L.A. Film and Recording School sued for bribing students into taking "creative positions" at Apple Store and Guitar Center

A new class-action lawsuit has been filed against the Los Angeles Film School and Los Angeles Recording School, alleging that both have used deceptive practices in promising students jobs in the entertainment industry. Which sounds like a suit that could be filed against any creative arts school, ever—or for that matter, any university at all in an economy where your average graduate faces a job market full of unable-to-retire senior citizens who die clutching their desks. But this suit actually has damning specifics, namely that students at both schools pay between $18,000 and $23,000 in tuition in exchange for 900 hours of instruction (which the students claim they did not receive) and the aid of career development departments—job placement services that have supposedly been helping these students find work in the “entertainment industry” by getting them gigs at Guitar Center and the Apple Store.

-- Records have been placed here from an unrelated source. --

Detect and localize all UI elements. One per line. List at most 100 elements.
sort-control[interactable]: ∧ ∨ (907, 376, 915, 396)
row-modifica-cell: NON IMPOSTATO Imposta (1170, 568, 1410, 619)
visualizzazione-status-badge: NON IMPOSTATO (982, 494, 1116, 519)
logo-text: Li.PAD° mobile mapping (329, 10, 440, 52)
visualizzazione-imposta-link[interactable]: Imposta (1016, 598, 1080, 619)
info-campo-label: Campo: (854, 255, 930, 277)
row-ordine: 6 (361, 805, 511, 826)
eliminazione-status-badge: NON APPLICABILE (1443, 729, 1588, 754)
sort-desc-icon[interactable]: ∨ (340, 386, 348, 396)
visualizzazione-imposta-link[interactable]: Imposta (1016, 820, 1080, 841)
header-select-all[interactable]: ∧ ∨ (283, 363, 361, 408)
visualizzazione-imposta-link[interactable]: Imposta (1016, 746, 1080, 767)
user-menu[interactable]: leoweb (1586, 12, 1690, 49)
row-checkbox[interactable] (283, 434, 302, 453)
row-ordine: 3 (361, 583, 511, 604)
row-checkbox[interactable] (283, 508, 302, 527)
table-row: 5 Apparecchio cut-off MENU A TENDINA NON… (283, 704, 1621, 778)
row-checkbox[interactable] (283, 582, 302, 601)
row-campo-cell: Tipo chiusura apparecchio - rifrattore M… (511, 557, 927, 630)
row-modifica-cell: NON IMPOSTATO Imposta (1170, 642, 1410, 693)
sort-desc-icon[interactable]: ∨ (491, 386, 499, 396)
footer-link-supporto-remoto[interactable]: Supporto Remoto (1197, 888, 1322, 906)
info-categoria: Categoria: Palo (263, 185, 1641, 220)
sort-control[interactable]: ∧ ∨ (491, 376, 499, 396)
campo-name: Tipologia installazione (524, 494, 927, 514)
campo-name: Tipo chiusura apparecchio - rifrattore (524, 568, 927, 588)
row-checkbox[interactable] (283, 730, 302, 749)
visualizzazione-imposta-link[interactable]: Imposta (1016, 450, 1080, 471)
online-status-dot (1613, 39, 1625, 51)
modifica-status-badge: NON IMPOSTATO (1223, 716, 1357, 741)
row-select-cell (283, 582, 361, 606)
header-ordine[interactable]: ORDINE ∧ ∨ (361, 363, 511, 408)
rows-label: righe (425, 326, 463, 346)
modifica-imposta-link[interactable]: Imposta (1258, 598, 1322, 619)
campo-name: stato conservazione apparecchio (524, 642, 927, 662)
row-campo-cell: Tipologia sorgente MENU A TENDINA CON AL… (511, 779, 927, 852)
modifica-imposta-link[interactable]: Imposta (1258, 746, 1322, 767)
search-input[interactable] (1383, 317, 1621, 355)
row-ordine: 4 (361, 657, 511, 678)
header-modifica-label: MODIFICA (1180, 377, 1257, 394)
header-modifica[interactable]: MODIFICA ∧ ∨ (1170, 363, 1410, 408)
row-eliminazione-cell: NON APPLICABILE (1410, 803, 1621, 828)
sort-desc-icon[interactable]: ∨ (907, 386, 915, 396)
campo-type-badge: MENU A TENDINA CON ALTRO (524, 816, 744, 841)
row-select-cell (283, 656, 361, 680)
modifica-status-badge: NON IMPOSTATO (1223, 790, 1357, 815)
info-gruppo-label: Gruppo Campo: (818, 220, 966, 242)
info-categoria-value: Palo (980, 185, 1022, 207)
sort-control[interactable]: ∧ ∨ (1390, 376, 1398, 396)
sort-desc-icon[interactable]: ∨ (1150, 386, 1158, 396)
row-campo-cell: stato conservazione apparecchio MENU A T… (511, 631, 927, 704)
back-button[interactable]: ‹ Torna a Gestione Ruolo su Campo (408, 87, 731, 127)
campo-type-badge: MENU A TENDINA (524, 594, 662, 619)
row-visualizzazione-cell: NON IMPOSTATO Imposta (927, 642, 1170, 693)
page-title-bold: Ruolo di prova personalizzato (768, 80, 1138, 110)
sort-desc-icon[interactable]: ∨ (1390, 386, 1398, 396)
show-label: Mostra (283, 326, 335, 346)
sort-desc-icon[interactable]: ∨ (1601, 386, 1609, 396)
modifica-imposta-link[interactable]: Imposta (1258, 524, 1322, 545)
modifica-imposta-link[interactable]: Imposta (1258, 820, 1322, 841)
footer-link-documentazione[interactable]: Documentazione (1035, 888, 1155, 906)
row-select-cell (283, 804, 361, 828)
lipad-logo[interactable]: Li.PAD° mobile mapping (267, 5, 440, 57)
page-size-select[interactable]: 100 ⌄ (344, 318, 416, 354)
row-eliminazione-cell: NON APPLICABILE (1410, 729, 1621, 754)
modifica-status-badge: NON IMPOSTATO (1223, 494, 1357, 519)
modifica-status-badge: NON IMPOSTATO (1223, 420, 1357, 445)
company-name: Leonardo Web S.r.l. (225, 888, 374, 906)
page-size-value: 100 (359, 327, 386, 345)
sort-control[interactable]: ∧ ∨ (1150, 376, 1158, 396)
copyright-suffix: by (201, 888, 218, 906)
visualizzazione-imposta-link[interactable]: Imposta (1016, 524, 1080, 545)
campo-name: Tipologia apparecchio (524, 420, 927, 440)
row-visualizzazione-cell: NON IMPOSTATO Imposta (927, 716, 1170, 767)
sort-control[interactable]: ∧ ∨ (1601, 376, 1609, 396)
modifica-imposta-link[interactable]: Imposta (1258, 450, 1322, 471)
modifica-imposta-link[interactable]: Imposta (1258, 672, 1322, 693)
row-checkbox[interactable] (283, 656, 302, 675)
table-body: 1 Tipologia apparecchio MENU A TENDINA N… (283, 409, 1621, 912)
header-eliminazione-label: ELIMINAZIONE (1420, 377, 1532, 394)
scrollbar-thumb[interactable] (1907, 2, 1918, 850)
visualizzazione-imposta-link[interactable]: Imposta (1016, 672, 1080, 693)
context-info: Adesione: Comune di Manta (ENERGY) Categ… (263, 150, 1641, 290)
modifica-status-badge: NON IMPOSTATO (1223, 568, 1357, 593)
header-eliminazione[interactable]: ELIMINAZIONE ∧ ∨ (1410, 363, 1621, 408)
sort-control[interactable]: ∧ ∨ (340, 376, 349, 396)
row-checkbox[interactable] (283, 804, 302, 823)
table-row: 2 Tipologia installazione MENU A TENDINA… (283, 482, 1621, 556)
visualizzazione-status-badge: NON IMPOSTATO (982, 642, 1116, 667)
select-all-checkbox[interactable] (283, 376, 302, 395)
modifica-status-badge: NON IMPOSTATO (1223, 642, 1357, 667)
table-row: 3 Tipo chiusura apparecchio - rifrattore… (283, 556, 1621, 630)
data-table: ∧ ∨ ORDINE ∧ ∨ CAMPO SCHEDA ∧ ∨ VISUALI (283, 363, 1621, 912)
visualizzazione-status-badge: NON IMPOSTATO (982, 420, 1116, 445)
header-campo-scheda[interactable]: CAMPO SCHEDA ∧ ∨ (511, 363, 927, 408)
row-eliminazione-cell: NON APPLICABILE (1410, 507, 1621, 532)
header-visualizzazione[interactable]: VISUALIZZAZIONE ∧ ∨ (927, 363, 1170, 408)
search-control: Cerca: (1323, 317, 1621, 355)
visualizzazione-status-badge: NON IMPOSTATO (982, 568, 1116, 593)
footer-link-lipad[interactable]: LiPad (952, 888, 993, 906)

Even worse, in order to maintain their accreditation, the schools then allegedly asked students to sign self-employment forms classifying their jobs helping people pick out an iPod case or listening to dudes mangle Black Sabbath all day as “creative positions”—a question of philosophy in one respect, and in another, a lie. Anyway, in exchange for helping them fool the system, these students were bribed with “gift cards to Target and Best Buy.” Perhaps so they could then buy CDs and DVDs, which would count as music and film history courses?